Joanne (see blogroll at left) has a great post that includes a discussion of academic affirmative action. Here are some important points:
California passed an identical measure 10 years ago. Universities responded by letting students argue they've overcome barriers such as poverty, discrimination and disability. It's served as a de facto substitute for racial and ethnic preferences but hasn't equalized the numbers of low-income, black or Hispanic students admitted to the University of California system.
Last week a UC committee suggested revising the eligibility system that reserves the top-tier universities for students who graduate in the top 12.5 percent of the class based on grades and test scores. They want to let C+ students try to persuade admissions officers that their motivation, inititiative and leadership skills will make them successful.

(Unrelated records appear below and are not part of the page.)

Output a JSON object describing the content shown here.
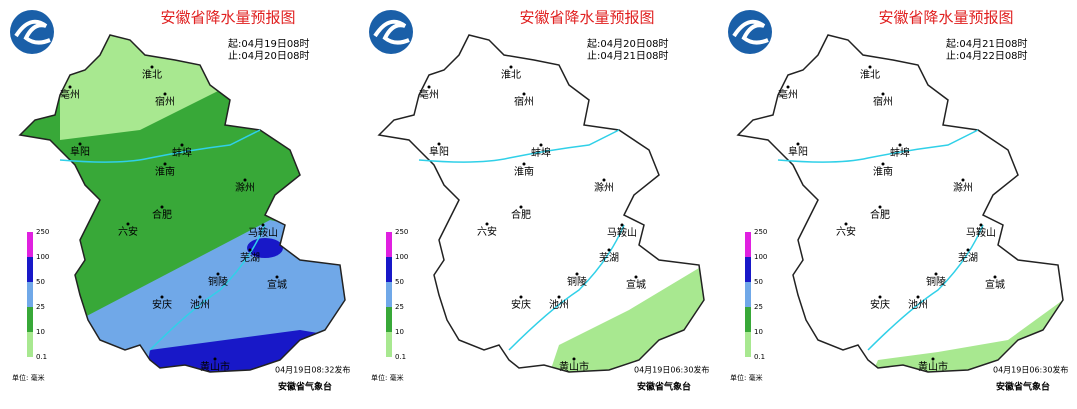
{
  "panels": [
    {
      "title": "安徽省降水量预报图",
      "start": "起:04月19日08时",
      "end": "止:04月20日08时",
      "issued": "04月19日08:32发布"
    },
    {
      "title": "安徽省降水量预报图",
      "start": "起:04月20日08时",
      "end": "止:04月21日08时",
      "issued": "04月19日06:30发布"
    },
    {
      "title": "安徽省降水量预报图",
      "start": "起:04月21日08时",
      "end": "止:04月22日08时",
      "issued": "04月19日06:30发布"
    }
  ],
  "cities": [
    "淮北",
    "宿州",
    "亳州",
    "阜阳",
    "蚌埠",
    "淮南",
    "滁州",
    "合肥",
    "六安",
    "马鞍山",
    "芜湖",
    "铜陵",
    "宣城",
    "安庆",
    "池州",
    "黄山市"
  ],
  "legend": {
    "labels": [
      "250",
      "100",
      "50",
      "25",
      "10",
      "0.1"
    ],
    "unit": "单位: 毫米"
  },
  "issuer": "安徽省气象台"
}
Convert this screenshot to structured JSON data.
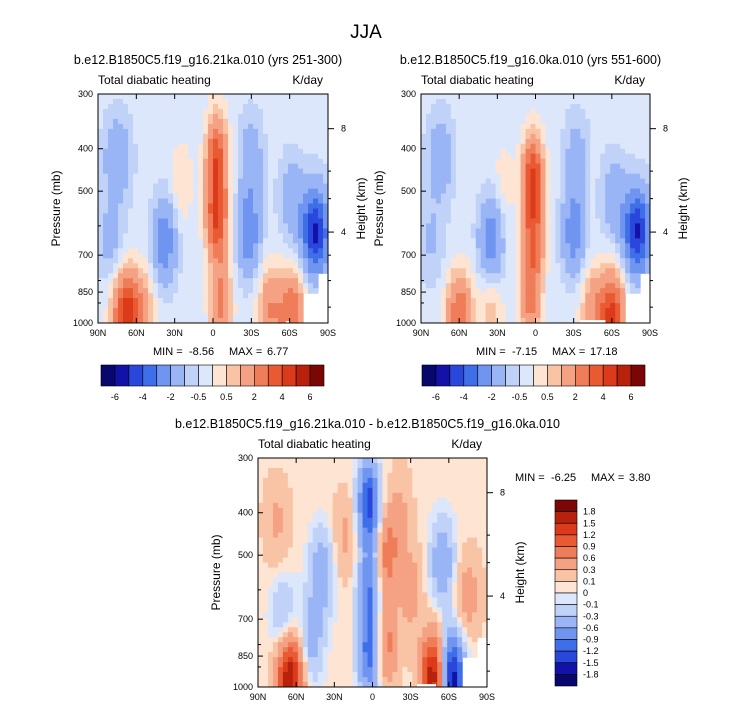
{
  "figure": {
    "title": "JJA"
  },
  "chart_data": [
    {
      "type": "heatmap",
      "title": "b.e12.B1850C5.f19_g16.21ka.010 (yrs 251-300)",
      "subtitle_left": "Total diabatic heating",
      "subtitle_right": "K/day",
      "ylabel": "Pressure (mb)",
      "y2label": "Height (km)",
      "x_ticks": [
        "90N",
        "60N",
        "30N",
        "0",
        "30S",
        "60S",
        "90S"
      ],
      "y_ticks": [
        "300",
        "400",
        "500",
        "700",
        "850",
        "1000"
      ],
      "y2_ticks": [
        "8",
        "4"
      ],
      "xlim": [
        90,
        -90
      ],
      "ylim": [
        1000,
        300
      ],
      "min_label": "MIN =",
      "min_value": "-8.56",
      "max_label": "MAX =",
      "max_value": "6.77",
      "palette": "blue_white_red",
      "features": [
        {
          "lat": -3,
          "p": 580,
          "v": 4.2
        },
        {
          "lat": -3,
          "p": 420,
          "v": 3.8
        },
        {
          "lat": -6,
          "p": 900,
          "v": 2.5
        },
        {
          "lat": 68,
          "p": 960,
          "v": 4.8
        },
        {
          "lat": 55,
          "p": 940,
          "v": 1.6
        },
        {
          "lat": -45,
          "p": 930,
          "v": 2.2
        },
        {
          "lat": -62,
          "p": 960,
          "v": 3.2
        },
        {
          "lat": 25,
          "p": 480,
          "v": 0.8
        },
        {
          "lat": 38,
          "p": 650,
          "v": -2.5
        },
        {
          "lat": -28,
          "p": 620,
          "v": -2.6
        },
        {
          "lat": -30,
          "p": 420,
          "v": -1.4
        },
        {
          "lat": 75,
          "p": 420,
          "v": -1.6
        },
        {
          "lat": 80,
          "p": 650,
          "v": -1.0
        },
        {
          "lat": -62,
          "p": 520,
          "v": -1.3
        },
        {
          "lat": -80,
          "p": 620,
          "v": -5.0
        }
      ]
    },
    {
      "type": "heatmap",
      "title": "b.e12.B1850C5.f19_g16.0ka.010 (yrs 551-600)",
      "subtitle_left": "Total diabatic heating",
      "subtitle_right": "K/day",
      "ylabel": "Pressure (mb)",
      "y2label": "Height (km)",
      "x_ticks": [
        "90N",
        "60N",
        "30N",
        "0",
        "30S",
        "60S",
        "90S"
      ],
      "y_ticks": [
        "300",
        "400",
        "500",
        "700",
        "850",
        "1000"
      ],
      "y2_ticks": [
        "8",
        "4"
      ],
      "xlim": [
        90,
        -90
      ],
      "ylim": [
        1000,
        300
      ],
      "min_label": "MIN =",
      "min_value": "-7.15",
      "max_label": "MAX =",
      "max_value": "17.18",
      "palette": "blue_white_red",
      "features": [
        {
          "lat": 2,
          "p": 470,
          "v": 4.5
        },
        {
          "lat": 2,
          "p": 650,
          "v": 3.2
        },
        {
          "lat": 4,
          "p": 900,
          "v": 2.4
        },
        {
          "lat": 60,
          "p": 960,
          "v": 3.2
        },
        {
          "lat": 35,
          "p": 930,
          "v": 1.2
        },
        {
          "lat": -45,
          "p": 930,
          "v": 1.8
        },
        {
          "lat": -60,
          "p": 960,
          "v": 4.5
        },
        {
          "lat": 25,
          "p": 480,
          "v": 0.6
        },
        {
          "lat": 35,
          "p": 650,
          "v": -2.6
        },
        {
          "lat": -30,
          "p": 620,
          "v": -2.4
        },
        {
          "lat": -32,
          "p": 420,
          "v": -1.2
        },
        {
          "lat": 75,
          "p": 420,
          "v": -1.4
        },
        {
          "lat": 82,
          "p": 650,
          "v": -0.8
        },
        {
          "lat": -62,
          "p": 520,
          "v": -1.3
        },
        {
          "lat": -80,
          "p": 620,
          "v": -4.8
        }
      ]
    },
    {
      "type": "heatmap",
      "title": "b.e12.B1850C5.f19_g16.21ka.010 - b.e12.B1850C5.f19_g16.0ka.010",
      "subtitle_left": "Total diabatic heating",
      "subtitle_right": "K/day",
      "ylabel": "Pressure (mb)",
      "y2label": "Height (km)",
      "x_ticks": [
        "90N",
        "60N",
        "30N",
        "0",
        "30S",
        "60S",
        "90S"
      ],
      "y_ticks": [
        "300",
        "400",
        "500",
        "700",
        "850",
        "1000"
      ],
      "y2_ticks": [
        "8",
        "4"
      ],
      "xlim": [
        90,
        -90
      ],
      "ylim": [
        1000,
        300
      ],
      "min_label": "MIN =",
      "min_value": "-6.25",
      "max_label": "MAX =",
      "max_value": "3.80",
      "palette": "blue_white_red",
      "features": [
        {
          "lat": 65,
          "p": 960,
          "v": 1.8
        },
        {
          "lat": -48,
          "p": 950,
          "v": 1.8
        },
        {
          "lat": -62,
          "p": 950,
          "v": -1.8
        },
        {
          "lat": 3,
          "p": 380,
          "v": -1.4
        },
        {
          "lat": 3,
          "p": 600,
          "v": -0.9
        },
        {
          "lat": 3,
          "p": 850,
          "v": -1.0
        },
        {
          "lat": -12,
          "p": 500,
          "v": 0.7
        },
        {
          "lat": -12,
          "p": 800,
          "v": 0.6
        },
        {
          "lat": -30,
          "p": 600,
          "v": 0.4
        },
        {
          "lat": -22,
          "p": 400,
          "v": 0.3
        },
        {
          "lat": 40,
          "p": 550,
          "v": -0.6
        },
        {
          "lat": 48,
          "p": 780,
          "v": -0.5
        },
        {
          "lat": 70,
          "p": 700,
          "v": -0.4
        },
        {
          "lat": 75,
          "p": 420,
          "v": 0.3
        },
        {
          "lat": 22,
          "p": 450,
          "v": 0.3
        },
        {
          "lat": -55,
          "p": 520,
          "v": -0.6
        },
        {
          "lat": -75,
          "p": 620,
          "v": 0.4
        }
      ]
    }
  ],
  "colorbar_top": {
    "labels": [
      "-6",
      "-4",
      "-2",
      "-0.5",
      "0.5",
      "2",
      "4",
      "6"
    ],
    "colors": [
      "#07076e",
      "#1212a8",
      "#2a47dc",
      "#3f6fe8",
      "#6f95f0",
      "#9ab5f5",
      "#c0d2f8",
      "#dde7fb",
      "#fde4d3",
      "#f9c4a6",
      "#f4a283",
      "#ef7d59",
      "#e95a33",
      "#db3a1b",
      "#b8220d",
      "#7c0606"
    ]
  },
  "colorbar_diff": {
    "labels": [
      "1.8",
      "1.5",
      "1.2",
      "0.9",
      "0.6",
      "0.3",
      "0.1",
      "0",
      "-0.1",
      "-0.3",
      "-0.6",
      "-0.9",
      "-1.2",
      "-1.5",
      "-1.8"
    ],
    "colors": [
      "#7c0606",
      "#b8220d",
      "#db3a1b",
      "#e95a33",
      "#ef7d59",
      "#f4a283",
      "#f9c4a6",
      "#fde4d3",
      "#dde7fb",
      "#c0d2f8",
      "#9ab5f5",
      "#6f95f0",
      "#3f6fe8",
      "#2a47dc",
      "#1212a8",
      "#07076e"
    ]
  }
}
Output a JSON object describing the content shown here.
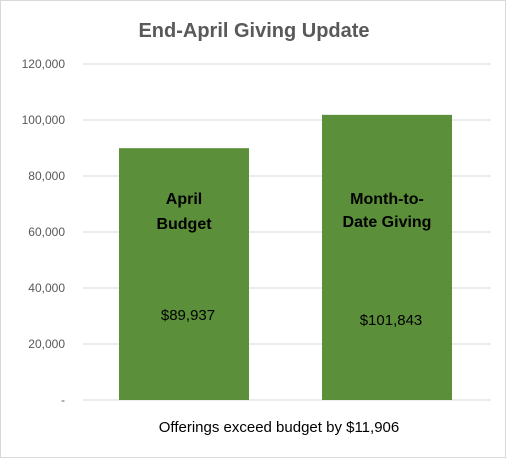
{
  "chart_data": {
    "type": "bar",
    "title": "End-April Giving Update",
    "categories": [
      "April Budget",
      "Month-to-Date Giving"
    ],
    "category_label_lines": [
      [
        "April",
        "Budget"
      ],
      [
        "Month-to-",
        "Date Giving"
      ]
    ],
    "values": [
      89937,
      101843
    ],
    "value_labels": [
      "$89,937",
      "$101,843"
    ],
    "ylim": [
      0,
      120000
    ],
    "y_ticks": [
      0,
      20000,
      40000,
      60000,
      80000,
      100000,
      120000
    ],
    "y_tick_labels": [
      "-",
      "20,000",
      "40,000",
      "60,000",
      "80,000",
      "100,000",
      "120,000"
    ],
    "grid": true,
    "bar_color": "#5b8f3a",
    "caption": "Offerings exceed budget by $11,906"
  }
}
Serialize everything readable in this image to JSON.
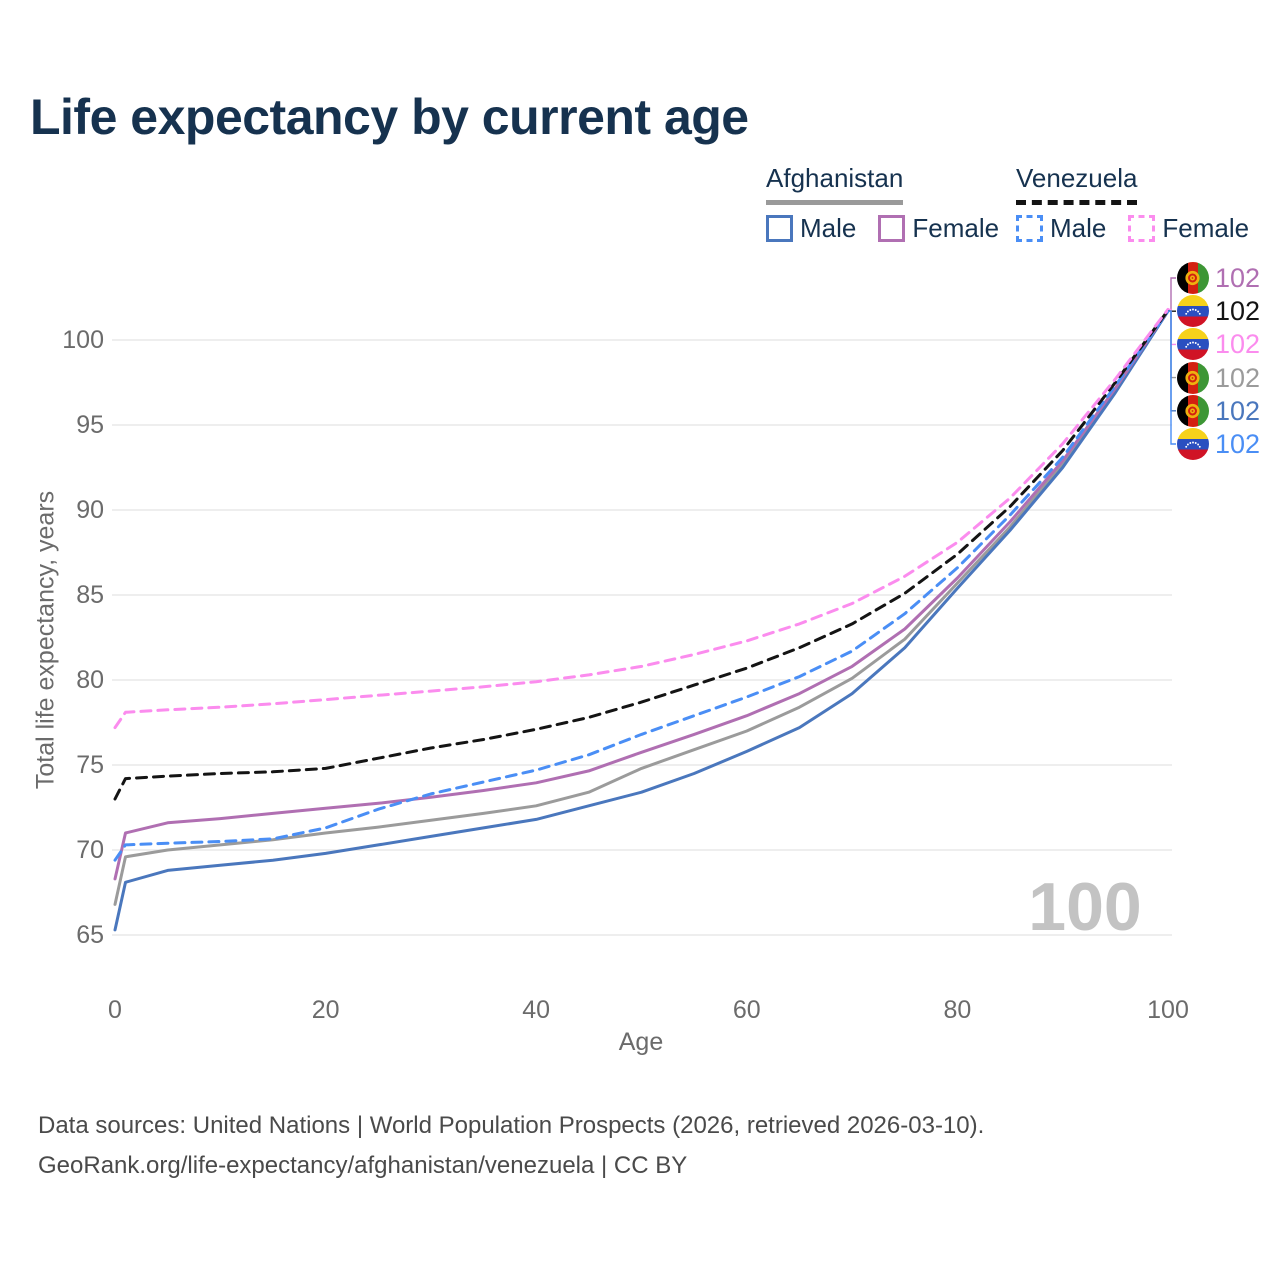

I read a UC-Davis study they cite: UC students who get special consideration for overcoming hardships or showing initiative do worse than their below-average grades and test scores would predict, not better. The exception is students who admissions officials have decided show strong leadership skills. Leaders do better than their academic index number (grades and scores) would predict but not as well as students admitted solely on grades and scores. Students admitted in the bottom quartile of the academic index are significantly less likely to graduate in five years than students in the top half of the class or even the third quartile. (boldface mine--Darren)
You don't say. And John from Discriminations (see blogroll at left) makes a guest appearance in Joanne's post as well.